About Edwin Land

Sharp in a suit and tie, his dark hair perfectly coiffed, one look at Edwin Land is enough to tell that he is a man of business. Less apparent, yet deserving of even greater appreciation, is the brilliant mind that blazed behind that gelled cut.

Ever since childhood, Land, born in 1909, could not stop thinking. He would frequently take apart household appliances, once even blowing all of the house’s fuses when he was six years old. Another time, when his father lectured him for destroying a phonograph machine, rather than apologizing, Land vowed never again to let anybody stop him from completing an experiment, a promise which he carried with him throughout his life.


Graduating Norwhich Free Academy with honors, Land entered Harvard as a budding student in 1926. After studying optical physics for a year, Land left for New York City, where he invented the world’s first inexpensive filters capable of polarizing light, which he called Polaroid film. Partnering with his Harvard Physics instructor, George Wheelwright III, Land co-founded the Land-Wheelwright Laboratories in 1932 to mass-produce the film. After rebranding as Polaroid Corporation in 1937, Lands and Wheelwright secured a deal with Wall Street investors and were able to expand, creating products such as sunglasses, scientific work, color-animation jukeboxes, window shades, and more. His lenses even found militaristic application during World War II, with use in camoflauge goggles, smart bombs, and many more weaponry.
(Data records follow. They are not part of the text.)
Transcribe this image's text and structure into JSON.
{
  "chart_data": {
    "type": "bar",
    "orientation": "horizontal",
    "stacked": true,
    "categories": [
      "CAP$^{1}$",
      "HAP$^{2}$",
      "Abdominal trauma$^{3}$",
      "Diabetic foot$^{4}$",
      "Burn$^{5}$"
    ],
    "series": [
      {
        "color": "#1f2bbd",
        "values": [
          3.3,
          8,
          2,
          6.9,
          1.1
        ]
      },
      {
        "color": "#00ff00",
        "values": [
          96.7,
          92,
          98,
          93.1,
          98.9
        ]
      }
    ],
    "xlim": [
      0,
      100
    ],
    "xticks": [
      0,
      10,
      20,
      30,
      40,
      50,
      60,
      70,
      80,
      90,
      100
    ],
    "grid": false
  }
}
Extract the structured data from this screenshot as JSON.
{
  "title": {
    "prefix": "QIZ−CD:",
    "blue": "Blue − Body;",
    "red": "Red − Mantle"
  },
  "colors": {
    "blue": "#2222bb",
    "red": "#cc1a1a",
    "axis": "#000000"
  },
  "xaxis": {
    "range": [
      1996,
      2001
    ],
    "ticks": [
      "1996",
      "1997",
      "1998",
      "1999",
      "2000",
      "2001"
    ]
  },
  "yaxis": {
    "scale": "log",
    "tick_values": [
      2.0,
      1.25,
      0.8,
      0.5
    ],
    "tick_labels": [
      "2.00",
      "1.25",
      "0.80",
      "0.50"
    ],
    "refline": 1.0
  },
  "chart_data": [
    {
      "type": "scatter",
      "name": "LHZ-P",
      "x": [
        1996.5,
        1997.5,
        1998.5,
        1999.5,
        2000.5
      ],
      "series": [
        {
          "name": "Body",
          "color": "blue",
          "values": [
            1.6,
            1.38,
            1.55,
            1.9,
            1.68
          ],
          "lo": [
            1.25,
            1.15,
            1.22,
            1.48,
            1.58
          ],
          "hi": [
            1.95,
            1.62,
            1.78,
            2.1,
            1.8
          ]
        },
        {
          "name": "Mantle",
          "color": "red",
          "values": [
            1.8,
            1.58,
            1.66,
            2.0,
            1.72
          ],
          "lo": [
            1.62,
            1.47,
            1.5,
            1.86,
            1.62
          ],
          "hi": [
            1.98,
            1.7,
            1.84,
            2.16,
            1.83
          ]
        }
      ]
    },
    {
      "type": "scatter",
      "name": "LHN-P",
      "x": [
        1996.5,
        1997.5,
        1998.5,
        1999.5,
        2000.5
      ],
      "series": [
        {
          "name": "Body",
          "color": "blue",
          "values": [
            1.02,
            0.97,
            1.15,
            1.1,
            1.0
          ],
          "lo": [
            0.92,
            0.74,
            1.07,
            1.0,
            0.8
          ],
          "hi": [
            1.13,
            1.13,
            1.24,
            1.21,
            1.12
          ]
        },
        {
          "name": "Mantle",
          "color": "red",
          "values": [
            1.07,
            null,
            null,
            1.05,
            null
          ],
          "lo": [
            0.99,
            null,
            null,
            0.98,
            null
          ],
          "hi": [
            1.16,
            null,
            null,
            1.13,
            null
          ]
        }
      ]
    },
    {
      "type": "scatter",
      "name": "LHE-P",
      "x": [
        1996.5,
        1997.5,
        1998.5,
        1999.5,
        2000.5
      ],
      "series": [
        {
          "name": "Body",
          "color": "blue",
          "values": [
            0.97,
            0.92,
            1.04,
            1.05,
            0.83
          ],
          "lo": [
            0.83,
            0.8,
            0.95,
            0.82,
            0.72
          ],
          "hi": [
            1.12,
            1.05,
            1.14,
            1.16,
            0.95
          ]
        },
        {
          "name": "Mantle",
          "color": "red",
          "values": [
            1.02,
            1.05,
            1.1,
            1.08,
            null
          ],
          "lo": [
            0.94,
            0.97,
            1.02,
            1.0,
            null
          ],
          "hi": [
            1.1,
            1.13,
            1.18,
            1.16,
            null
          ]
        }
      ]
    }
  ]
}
However, Land received what some may argue to be his most critical epiphany in Santa Fe, Mexico: during the family trip, Land’s 3-year old daughter asked him to take a picture of her. Once the photo was taken, she asked to see it -- in those days cameras had to be taken to a special store where photos would be processed and printed -- there was no way to view them beforehand. Jennifer didn’t understand this -- she wanted to see the picture now! Thus, Edwin Land had his most profitable idea: using his Polaroid film to create a camera that could print photos almost immediately, without the hassle of going out. In 1947 he demonstrated this concept with what he called the Land Camera, taking and printing a photo in less than 60 seconds. Consumers went wild -- citizens around the globe wanted these cameras, and Land’s company only kept growing.

Edwin Land was a brilliant, visionary man, and today his legacy lives on, pulsing through each of our fingertips with every click of a Polaroid camera shutter.